Pensiamo alla sua voce che, pur pequeña y triste, rompe il suo silencio de flor per dire con fermezza ya no hay nada entre los dos.
Pensiamo alle sue manos buenas capaci di curare la fiebre, desteñidas de amor.
Pensiamo alla sua figurina, la più preziosa, la più onirica, la più tardo Monet, la più borgesiana tra quelle accolte nell'album dei ritratti femminili del tango: il suo corpo, come in una fiaba di corte, è il modello di una creatura impalpabile immersa nelle regioni opache di un'autunno che le ha mojando de agonia el ombrerito pobre y el tapado marron, pronta a svanire sulle calles del adios, senza che nessuno possa in seguito sapere più nulla del suo rumbo infeliz.
Leggendo con la lente analitica la composizione musicale di Maria, si osserva da vicino l'agile capacità con cui Troilo sintetizza in brevi, icastici passaggi, gli stati d'animo di cui è impregnato il testo.

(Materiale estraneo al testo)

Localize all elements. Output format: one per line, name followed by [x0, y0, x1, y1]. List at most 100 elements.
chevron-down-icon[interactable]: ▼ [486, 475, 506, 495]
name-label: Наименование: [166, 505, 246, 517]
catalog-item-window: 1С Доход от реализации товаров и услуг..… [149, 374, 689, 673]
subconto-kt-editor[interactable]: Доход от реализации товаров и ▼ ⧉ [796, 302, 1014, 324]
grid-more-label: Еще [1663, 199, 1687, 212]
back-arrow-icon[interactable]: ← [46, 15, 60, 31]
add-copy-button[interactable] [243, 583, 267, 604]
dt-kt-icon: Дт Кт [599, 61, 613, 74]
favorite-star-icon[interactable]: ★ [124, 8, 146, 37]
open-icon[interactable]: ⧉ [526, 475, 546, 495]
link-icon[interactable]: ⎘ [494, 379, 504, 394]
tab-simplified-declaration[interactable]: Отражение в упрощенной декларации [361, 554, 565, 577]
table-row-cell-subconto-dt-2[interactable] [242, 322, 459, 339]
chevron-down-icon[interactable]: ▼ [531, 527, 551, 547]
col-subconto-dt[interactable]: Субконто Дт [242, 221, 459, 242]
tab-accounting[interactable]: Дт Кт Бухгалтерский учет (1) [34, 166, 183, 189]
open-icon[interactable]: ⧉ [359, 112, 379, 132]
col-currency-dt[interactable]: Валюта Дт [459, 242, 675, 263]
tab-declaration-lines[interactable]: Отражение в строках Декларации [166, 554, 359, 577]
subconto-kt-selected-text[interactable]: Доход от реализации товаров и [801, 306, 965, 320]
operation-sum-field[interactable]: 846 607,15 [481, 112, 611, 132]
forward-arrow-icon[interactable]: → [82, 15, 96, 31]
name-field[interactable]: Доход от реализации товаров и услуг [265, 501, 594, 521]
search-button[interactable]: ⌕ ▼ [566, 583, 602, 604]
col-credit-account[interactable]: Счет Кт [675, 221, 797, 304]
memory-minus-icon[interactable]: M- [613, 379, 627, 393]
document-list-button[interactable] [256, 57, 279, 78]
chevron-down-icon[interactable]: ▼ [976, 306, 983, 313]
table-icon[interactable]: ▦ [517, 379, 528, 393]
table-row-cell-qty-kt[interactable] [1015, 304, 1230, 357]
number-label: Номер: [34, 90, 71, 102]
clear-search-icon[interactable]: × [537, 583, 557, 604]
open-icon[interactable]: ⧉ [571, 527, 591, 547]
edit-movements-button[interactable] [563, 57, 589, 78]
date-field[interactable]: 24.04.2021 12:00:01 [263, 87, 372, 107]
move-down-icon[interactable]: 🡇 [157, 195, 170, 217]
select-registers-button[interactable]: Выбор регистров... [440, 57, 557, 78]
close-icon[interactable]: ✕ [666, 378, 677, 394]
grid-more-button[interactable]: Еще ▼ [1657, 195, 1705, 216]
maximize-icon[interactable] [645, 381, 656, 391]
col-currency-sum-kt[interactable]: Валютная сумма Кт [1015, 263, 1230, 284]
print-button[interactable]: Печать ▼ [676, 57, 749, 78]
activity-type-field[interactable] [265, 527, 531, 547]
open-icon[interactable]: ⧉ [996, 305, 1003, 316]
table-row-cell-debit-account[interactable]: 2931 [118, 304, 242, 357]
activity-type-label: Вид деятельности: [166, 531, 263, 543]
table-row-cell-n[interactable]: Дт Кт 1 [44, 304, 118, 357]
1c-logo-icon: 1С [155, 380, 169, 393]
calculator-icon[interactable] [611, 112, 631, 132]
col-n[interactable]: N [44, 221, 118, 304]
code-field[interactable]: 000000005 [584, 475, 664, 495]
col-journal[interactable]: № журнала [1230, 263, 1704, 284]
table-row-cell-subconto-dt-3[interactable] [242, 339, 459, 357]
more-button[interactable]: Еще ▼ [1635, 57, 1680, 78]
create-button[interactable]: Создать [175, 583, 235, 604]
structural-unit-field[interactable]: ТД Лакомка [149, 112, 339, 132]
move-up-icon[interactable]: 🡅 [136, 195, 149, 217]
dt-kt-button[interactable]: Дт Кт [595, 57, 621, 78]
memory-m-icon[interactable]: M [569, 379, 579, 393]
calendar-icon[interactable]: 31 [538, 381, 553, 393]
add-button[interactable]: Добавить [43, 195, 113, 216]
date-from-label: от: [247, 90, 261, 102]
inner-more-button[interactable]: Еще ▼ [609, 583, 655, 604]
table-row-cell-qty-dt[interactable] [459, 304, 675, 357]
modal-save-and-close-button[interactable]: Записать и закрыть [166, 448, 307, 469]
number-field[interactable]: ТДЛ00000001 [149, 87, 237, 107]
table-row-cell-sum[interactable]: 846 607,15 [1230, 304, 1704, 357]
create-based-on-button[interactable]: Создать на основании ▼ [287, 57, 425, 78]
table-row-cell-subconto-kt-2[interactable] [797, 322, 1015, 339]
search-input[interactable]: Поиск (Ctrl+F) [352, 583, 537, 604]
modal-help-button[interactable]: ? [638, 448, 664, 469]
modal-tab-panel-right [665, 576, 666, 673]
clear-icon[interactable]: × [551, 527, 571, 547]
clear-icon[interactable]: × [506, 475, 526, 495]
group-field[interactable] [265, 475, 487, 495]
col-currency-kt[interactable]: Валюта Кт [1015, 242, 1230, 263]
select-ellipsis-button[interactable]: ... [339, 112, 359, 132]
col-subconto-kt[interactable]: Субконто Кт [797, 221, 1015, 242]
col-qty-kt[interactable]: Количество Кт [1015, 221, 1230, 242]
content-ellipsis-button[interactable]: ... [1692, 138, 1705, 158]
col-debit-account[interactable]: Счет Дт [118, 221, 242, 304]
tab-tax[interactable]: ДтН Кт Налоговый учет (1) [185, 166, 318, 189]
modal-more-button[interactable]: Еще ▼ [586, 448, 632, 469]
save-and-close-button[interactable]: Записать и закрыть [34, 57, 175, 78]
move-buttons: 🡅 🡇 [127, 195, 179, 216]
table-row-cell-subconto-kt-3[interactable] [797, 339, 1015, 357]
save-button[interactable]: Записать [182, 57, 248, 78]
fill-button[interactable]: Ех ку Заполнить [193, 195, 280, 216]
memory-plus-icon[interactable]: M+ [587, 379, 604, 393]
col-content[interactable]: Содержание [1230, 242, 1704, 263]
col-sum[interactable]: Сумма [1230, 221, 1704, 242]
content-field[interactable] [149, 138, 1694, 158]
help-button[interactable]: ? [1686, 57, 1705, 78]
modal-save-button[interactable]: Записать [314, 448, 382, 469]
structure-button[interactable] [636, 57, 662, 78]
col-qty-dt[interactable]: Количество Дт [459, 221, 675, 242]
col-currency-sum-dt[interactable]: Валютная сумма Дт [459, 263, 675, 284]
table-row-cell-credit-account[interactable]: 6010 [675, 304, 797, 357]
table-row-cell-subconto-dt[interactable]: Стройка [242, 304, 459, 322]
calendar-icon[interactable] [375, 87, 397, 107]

Cinque mesi dopo il triste maggio del 1975 in cui Buenos Aires ha perso il suo bandoneon mayor, Castillo è colpito da un fatale attacco di cuore. Ironia della sorte il suo “riposo domenicale” giunse, improvvisamente e per l’eternità, la domenica del 19 ottobre: la scomparsa di Ovidio Catulo Castillo si aggiungeva a quella di Enrique Santos Discepolo e Homero Manzi, gli altri due prestigiosi protagonisti della vrrtiginosa stagione poetica iniziata negli anni quaranta.
Tra le firme principali di quell’epoca aurea rimanevano il classico e prolifico Enrique Cadicamo, insieme all’acuto e geniale Homero Exposito, mentre sulla scena della seconda metà degli anni sessanta si era affacciato l’uruguayano Horacio Ferrer, segnalandosi con una testualità colta ed una fantasia metaforica traboccante della sostanza simbolica dell’ermetismo. Nel 1967, quando Ferrer si accingeva a diventare il partner ideale nel sostenere l‘incendiario pensiero musicale di Astor Piazzolla, Catulo Castillo scriveva per el incorregible maestro di Mar del Plata, le acutissime note di copertina di due storici album pubblicati dalla Polygram con il titolo La Historia del Tango, volume 1 e volume 2. Parole entusiaste di un tanguero de ley, verso l’opera modernissima di un genio che i non addetti ai lavori e la schiera degli artisti conservatori de los grandes valores del tango guardavano ancora con una diffidenza che in alcuni casi giungeva al disprezzo.
Probabilmente Piazzolla nutriva una perticolare stima per Catulo e quando tra le mani del bandoneonista giunse una raccolta di poesie del giovane Horacio Ferrer, Astor si convinse a leggerle prorpio perché ad introdurre quel Romancero Canyengue del 1967 era stato proprio Castillo. Fu una rivelazione. Quei versi audaci avevano suggerito a Piazzolla come si potesse intervenire per reinventare il tango cancion utilizzando coerentemente la sua scrittura musicale ricca di rapinose confluenze. Anche Troilo aveva amato quella raccolta sentendosi impotente nel momento in cui non era riuscito a metter la musica alla poesia d’apertuta Tango para la ultima grela. Invece Piazzolla e Ferrer iniziarono e dal progetto complesso di un’operita, la Maria de Buenos Aires, debuttando l’8 maggio 1968 alla Sala Planeta di calle Suipacha : un rotondo fallimento. Continuarono con La Balada para un loco: un fallimento. Ma il tempo diede loro ragione consegnandoli all’immortalià in cui sopravvive Catulo, esattamnente come confermano le parole del poeta Hèctor Negro: Catulìn sigue cantando con nosotros, los que ya estamos de vuelta (porque asì no lo aceptamos) “de un paìs que està de olvido, siempre gris” y seguimos preguntando esperanzados, haciendo dùo con su voz que no se desvanece: “En que rincòn, luna mìa, volcàs como entonces tu clara alegrìa?"